CANTON, Ohio — When a Northeast Ohio family received the keys to their first home Wednesday, they also unlocked what some hope is the future of affordable, sustainable housing. Bradley and Marjorie Tyson’s homeownership dream is becoming a reality thanks to a partnership with Habitat for Humanity East Central Ohio.
“We needed health, we needed stability, we needed to own something, instead of just rent and never feel like we were going to get out of that kind of lifestyle,” said Marjorie Tyson, explaining she and her husband have been renting for the past decade.

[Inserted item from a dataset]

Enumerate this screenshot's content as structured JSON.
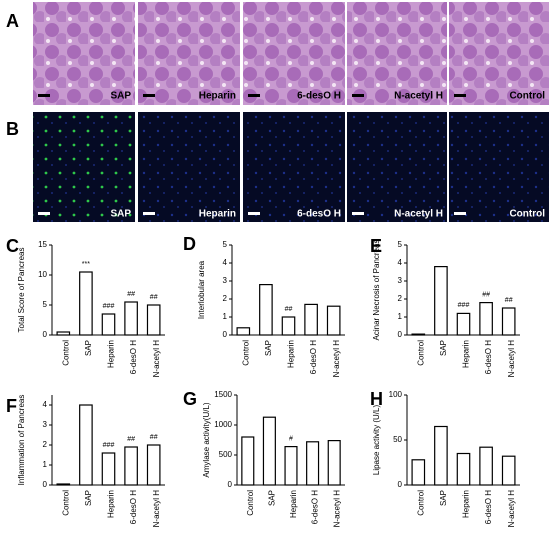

The couple began seriously hunting for a house to own when they noticed their young daughters’ allergies aggravated by poor ventilation, dust, mold, and other conditions in their rental units. Their search was quickly halted by soaring home costs and limited options on the market. At first, their application to Habitat for Humanity was denied, but the organization later reached out with a unique opportunity.
“We provide the opportunity for families to have the dream of homeownership,” said Beth Lechner, the executive director of Habitat for Humanity East Central Ohio.
Habitat homeowners typically help build their own houses with volunteers, take financial literacy classes and purchase their homes with an affordable zero-interest mortgage. The Tysons’ new home is not a typical Habitat for Humanity home. The "zero energy ready" house was donated by design and manufacturing company Saint-Gobain as part of its Sustaining Futures, Raising Communities initiative.
“With a set of solar panels on top, it would use nothing off the grid, which means long-term you don’t have heating bills, you don’t have electrical bills. It makes it very affordable on a day-to-day basis,” said Mark Rayfield, the CEO of Saint-Gobain North America.
Saint-Gobain donated the Canton home to Habitat for Humanity East Central Ohio with many of its construction materials used to maximize sustainability. Northeast Ohio-based Charis Homes built the house with sustainable techniques and materials.
“We think it’s incumbent on all of us to look at sustainability for the future and so this is the launching pad for that,” Lechner said.
She hopes the Tysons’ home will be the first of many zero energy ready homes.
“If families have lower utility bills, if families can live in a home that’s sustainable, that’s certainly going to help them in the long run with their overall costs and affordability,” she said.
The Tyson family said they didn’t consider sustainability when initially searching for a home, but they were pleasantly surprised by the added benefit.
“We’re so overwhelmed with so much joy, expectation to see how it performs, [we’re] really excited,” Marjorie Tyson said.
Saint-Gobain will monitor the home’s energy performance and the family’s experience living in it. Next year, Habitat for Humanity East Central Ohio plans to build another highly efficient home with its volunteers using the company’s materials and guidance.